The Supreme Court teeters on a knife’s edge regarding lawsuits against faith expression in the public square. So, conservatives better redouble their efforts to restore a court faithful to our Founders’ vision, or lose all that has been gained in recent decisions after the 2008 presidential sweepstakes.
At the end of its term, the Supreme Court signaled that it is evenly split on a key matter regarding religion. It stopped a liberal advance against religious liberty in the public square, but also refused to end a legal rule that is used by the Left to attack religious liberty.
You can’t sue someone in federal court for giving you a dirty look — you must have “standing” to sue. Basically, “standing” means you have to show that you were injured by the defendant, and also that a federal court can fix it.
There are tight limits on standing. The Supreme Court has long held that being a taxpayer doesn’t give you standing to sue the government just because you don’t like how they’re spending your money; that’s not a “concrete” injury. You can’t sue to stop policies you oppose just because the government is using your tax money.
That is, unless it’s about religion. In 1968, the liberal Warren Court carved out a narrow rule that if the government spends any money on something that involves faith, a person can be so offended that this creates a mental “injury” for which they can sue. This rule, from Flast v.
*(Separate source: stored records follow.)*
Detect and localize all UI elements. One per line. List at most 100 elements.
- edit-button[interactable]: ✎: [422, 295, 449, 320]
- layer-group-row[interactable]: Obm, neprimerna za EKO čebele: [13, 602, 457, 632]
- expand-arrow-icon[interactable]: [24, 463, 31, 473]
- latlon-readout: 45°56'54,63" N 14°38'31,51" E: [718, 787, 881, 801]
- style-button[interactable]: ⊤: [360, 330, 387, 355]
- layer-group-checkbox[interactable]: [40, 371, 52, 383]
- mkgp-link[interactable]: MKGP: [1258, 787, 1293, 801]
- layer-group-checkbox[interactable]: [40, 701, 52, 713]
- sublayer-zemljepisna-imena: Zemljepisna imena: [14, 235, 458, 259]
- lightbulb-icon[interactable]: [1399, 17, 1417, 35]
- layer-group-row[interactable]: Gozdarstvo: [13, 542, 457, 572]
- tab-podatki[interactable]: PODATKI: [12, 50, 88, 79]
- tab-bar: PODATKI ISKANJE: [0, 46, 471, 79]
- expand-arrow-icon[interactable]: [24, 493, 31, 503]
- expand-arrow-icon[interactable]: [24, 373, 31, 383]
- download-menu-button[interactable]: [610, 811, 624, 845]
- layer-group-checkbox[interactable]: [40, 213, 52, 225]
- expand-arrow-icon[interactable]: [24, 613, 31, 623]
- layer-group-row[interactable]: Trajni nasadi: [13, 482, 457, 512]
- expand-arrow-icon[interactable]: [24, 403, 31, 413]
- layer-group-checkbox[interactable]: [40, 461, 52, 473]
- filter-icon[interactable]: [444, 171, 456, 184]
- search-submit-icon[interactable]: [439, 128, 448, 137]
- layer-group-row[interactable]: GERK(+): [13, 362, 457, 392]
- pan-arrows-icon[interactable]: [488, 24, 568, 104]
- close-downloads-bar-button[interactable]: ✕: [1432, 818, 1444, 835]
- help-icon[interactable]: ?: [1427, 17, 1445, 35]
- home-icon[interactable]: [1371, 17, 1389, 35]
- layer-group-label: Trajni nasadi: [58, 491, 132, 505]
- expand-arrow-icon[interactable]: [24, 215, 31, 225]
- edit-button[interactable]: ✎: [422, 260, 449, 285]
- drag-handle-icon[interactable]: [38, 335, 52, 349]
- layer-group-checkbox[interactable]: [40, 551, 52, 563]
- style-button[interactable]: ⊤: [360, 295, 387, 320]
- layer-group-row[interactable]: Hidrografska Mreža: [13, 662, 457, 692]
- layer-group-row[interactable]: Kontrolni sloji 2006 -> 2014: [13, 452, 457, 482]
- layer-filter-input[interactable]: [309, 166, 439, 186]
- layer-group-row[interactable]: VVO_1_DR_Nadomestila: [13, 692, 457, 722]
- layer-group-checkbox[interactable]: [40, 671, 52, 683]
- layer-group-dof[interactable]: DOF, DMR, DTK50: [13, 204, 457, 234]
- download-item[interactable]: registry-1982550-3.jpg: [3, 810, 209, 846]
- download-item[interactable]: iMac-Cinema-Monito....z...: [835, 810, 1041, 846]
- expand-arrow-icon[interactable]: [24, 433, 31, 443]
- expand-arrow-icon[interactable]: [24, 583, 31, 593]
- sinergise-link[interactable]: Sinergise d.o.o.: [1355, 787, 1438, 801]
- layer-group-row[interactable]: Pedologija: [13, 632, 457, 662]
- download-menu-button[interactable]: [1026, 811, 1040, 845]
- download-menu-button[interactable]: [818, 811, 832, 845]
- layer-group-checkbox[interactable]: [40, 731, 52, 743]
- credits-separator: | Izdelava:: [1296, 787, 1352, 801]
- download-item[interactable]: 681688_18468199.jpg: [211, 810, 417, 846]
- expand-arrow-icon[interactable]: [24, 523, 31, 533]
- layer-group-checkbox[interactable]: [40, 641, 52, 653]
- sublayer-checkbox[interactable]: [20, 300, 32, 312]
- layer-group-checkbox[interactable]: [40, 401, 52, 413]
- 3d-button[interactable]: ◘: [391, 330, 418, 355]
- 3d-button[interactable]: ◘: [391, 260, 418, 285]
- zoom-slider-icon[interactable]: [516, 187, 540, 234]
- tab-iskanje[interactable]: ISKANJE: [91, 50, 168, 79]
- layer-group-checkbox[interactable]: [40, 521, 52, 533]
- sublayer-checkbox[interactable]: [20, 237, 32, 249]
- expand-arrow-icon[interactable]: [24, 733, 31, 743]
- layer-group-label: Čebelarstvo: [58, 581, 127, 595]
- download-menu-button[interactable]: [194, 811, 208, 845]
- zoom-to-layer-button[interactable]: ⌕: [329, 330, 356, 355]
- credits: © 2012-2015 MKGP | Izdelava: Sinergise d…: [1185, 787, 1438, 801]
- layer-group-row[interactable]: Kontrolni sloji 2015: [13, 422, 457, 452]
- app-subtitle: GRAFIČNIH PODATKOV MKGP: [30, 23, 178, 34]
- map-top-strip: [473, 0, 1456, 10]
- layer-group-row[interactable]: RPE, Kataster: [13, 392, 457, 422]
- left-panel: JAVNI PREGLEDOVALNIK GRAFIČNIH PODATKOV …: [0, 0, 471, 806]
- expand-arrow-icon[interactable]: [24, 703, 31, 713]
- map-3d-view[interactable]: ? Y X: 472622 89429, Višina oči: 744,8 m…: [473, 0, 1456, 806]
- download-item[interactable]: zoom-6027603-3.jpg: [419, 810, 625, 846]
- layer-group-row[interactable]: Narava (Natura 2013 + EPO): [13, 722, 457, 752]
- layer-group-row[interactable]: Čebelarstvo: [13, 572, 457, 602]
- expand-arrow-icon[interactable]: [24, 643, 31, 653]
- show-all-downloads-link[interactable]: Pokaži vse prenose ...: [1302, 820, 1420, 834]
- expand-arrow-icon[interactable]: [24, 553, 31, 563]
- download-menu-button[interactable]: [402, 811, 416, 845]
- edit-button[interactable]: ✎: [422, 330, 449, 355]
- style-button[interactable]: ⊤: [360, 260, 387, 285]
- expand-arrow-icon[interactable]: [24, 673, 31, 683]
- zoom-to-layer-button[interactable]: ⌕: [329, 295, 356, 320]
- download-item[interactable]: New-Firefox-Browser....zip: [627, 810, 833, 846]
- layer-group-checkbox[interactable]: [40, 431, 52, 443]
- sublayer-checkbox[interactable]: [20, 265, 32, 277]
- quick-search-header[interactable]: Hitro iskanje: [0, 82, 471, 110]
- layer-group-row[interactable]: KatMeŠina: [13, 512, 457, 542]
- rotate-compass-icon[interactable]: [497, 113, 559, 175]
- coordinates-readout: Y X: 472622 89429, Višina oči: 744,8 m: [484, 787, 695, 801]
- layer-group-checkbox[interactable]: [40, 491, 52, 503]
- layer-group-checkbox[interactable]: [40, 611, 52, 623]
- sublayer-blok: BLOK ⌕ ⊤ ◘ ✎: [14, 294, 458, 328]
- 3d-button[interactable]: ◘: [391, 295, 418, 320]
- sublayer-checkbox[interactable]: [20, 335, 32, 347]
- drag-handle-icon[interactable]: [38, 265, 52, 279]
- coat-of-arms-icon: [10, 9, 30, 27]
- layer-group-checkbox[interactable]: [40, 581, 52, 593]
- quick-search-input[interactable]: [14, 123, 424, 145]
Cohen, has been used to wound faith-based organizations in federal court ever since its inception. It’s a weapon of choice of the Left to purge the public square of all reference to God.
In the last week of its current term, the Supreme Court tried to have the Wisdom of Solomon in splitting the baby of Flast in two. In doing so they showed that this is no longer a liberal court, but neither is it a conservative one.
In Hein v. Freedom From Religion Foundation, the foundation, a liberal anti-religion group, tried to use the Flast rule to have standing to sue the White House Office of Faith-Based Initiatives. The Court held 5-4, four conservatives plus the moderate Justice Kennedy, that Flast only applies to congressional budget items, and not to discretionary executive branch spending. But it was also clear that 5-4, four liberals plus Mr. Kennedy, that Flast would not be overruled.
Liberals wailed that not extending Flast undermines the separation of church and state, and said the Supreme Court has been taken over by the Right. For its own sake, the Right better not believe that.